– Так ведь в Союзе писателей все об этом знают, – уверенно говорит мне Владыка. – Брат Ярослав – журналист и поэт, рассказывал нам о том, как хлопотал за отца, отстаивая его авторство. Но ОГПУ быстро закрыло ему рот.
– И вы уверены, что именно ваш батюшка написал «Тихий Дон», во всяком случае первые две его книги?
– Да, конечно, – отвечает Владыка, – мне говорила об этом мать, первая жена моего отца, Нина Владимировна Анзимирова. Сам я мало жил с отцом. Но мы всегда, особенно после угрозы брату, старались много об этом не говорить.
– А есть ли какие-нибудь архивные материалы отца, ведь ваши петербургские племянники утверждают, что именно к вам пришли бумаги Ивана Александровича из Америки после смерти брата Святослава?
– Архива отца у меня, к сожалению, нет. Но вам все расскажут и подтвердят в Союзе писателей, ведь они разбирали этот вопрос, – снова очень убежденно говорит Владыка, не понимая, что в России до сих пор еще многое тайное не стало явным. И убежденный, что этих сведений мне вполне достаточно, Владыка перешел на темы православия, активным приверженцем которого он был и остается, демонстрируя при этом знание многих европейских языков. С особой теплотой говорил он о своем благодетеле – хозяине дома протоиерее Мартине Кафлише, который забрал его из пансиона и создал такие прекрасные условия.
Настала пора прощаться. Мы сфотографировались на память и, получив благословление Владыки, вместе с Павлом двинулись в обратный путь.
...Что же делать? Надежды на архив, о котором столько твердили молодые Родионовы, не оправдались. «Нет, все-таки никуда не уйти от этого 13-го числа, да еще и в понедельник, – твердила я по дороге. – Ничего не поделаешь, и не все коту масленица». И на неожиданно оставшиеся свободные дни по договоренности со спонсорами я решила «с горя» махнуть в Париж. Благо, с помощью Павла приобрести билет и сесть в поезд уже ничего не стоило.

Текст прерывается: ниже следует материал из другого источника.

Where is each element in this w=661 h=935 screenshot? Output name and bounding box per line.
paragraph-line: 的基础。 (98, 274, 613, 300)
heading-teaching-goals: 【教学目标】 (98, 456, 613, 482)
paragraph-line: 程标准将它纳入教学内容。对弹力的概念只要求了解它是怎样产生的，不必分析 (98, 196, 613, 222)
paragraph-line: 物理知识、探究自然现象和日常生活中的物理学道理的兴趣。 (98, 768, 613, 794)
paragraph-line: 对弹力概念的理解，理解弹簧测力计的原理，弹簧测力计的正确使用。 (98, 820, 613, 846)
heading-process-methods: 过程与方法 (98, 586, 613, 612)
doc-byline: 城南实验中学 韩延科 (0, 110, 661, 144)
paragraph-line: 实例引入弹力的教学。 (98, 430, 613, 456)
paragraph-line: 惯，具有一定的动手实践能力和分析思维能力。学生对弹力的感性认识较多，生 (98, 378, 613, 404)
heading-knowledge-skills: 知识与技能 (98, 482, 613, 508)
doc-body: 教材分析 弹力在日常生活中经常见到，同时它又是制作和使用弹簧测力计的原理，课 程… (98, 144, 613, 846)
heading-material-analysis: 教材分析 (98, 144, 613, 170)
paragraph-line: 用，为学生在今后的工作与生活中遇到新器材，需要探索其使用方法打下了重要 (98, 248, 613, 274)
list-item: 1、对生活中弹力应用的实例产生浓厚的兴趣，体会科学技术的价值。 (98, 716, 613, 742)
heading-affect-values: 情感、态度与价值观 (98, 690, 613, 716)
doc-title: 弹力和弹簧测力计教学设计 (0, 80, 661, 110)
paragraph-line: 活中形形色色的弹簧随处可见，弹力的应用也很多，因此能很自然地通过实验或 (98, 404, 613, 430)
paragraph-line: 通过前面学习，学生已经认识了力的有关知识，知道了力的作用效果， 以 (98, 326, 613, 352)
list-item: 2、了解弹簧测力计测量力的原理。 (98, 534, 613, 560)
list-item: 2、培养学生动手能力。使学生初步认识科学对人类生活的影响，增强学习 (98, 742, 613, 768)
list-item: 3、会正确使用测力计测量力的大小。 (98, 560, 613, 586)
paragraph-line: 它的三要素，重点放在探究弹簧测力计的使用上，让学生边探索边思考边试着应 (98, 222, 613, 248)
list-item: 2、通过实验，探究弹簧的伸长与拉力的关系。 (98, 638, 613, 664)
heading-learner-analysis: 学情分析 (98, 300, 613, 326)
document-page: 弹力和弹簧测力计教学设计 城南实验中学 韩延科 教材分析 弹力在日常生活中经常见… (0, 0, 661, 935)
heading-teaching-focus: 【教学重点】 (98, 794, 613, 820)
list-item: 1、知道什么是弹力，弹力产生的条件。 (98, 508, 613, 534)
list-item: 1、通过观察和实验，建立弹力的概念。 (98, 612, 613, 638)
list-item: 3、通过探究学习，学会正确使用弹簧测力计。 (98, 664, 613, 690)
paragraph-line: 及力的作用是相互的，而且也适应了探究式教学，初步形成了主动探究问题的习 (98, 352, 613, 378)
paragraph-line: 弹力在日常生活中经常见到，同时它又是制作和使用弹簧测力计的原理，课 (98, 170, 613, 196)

Покидая гостиницу, я составила письмо Владыке и Мартину. Но письмо последнему нуждалось в переводе на английский язык. «Давайте сократим время и позвоним ему в Пайерн», – предложил Павел. Уверенная, что с этой задачей мой гид справится самостоятельно, я продолжила свои сборы и вдруг увидела его удивленные глаза.
– Вы не поверите, но архив все-таки существует, – сказал Павел, положив трубку.
– Так что же они нам не признались? – с отчаянием говорю я, чувствуя, что Париж снова оказывается не причем.
– Виной всему, пожалуй, наш (мой и Мартина) не очень хороший английский, который и сыграл со всеми нами злую шутку, – заключает Павел. – Слово «архив» он понял буквально как ящик с карточками. А сейчас Мартин сказал мне по телефону: архива нет, но есть мешки с бумагами, еще не разобранными после переезда Владыки.
Вот оно что! Мешки с бумагами – это же то, ради чего ношусь я галопом по Европам и чуть не уехала не солоно хлебавши. Но и оставаться уже было нельзя: билет в Париж на руках, и виза тоже не резиновая.
– Павел, – говорю я решительно, – придется вам принять эстафету. В свободное от учебы время (слава Богу, в марте были каникулы) поезжайте в Пайерн и разберитесь что к чему. Век буду вам обязана.
...Когда едешь по железной дороге из Цюриха в столицу Франции, постепенно начинаешь привыкать к красивым пейзажам, заснеженным вершинам гор, альпийским лугам, овечкам, опрятным домикам и большим, как в городах, монастырским строениям. Как вдруг убаюканные прекрасным однообразием глаза широко раскрываются, и поражает какая-то новая своеобразная красота: изящные железные решетки, затейливые ворота, яркие занавески, чистенькие и все в цветах дворики. Конечно, это уже Франция, которая сама дает знать о себе. Но дело идет к вечеру, и последние два часа пути (между Цюрихом и Парижем шесть часов езды) приходится ехать в сплошной темноте.
...Еле выбираюсь из вагона со своими непонятно отчего тяжелыми чемоданами, боясь встречи с носильщиками по той же причине безъязычия. С трудом нахожу стоянку такси. Век бы стоять мне, пребывающей в немоте, на этой стоянке, если бы не любезные французы. «Силь ву плэ, мадам, силь ву плэ». Водитель берет у меня чемодан, а я по привычке рву ручку передней дверцы. На сидении что-то вроде шоферской телогрейки, но я все-таки пытаюсь на нее взгромоздиться. Тогда таксист выразительным жестом указывает мне на заднее сидение. Наконец, догадываюсь: в Париже клиентам не разрешают садиться рядом с шофером.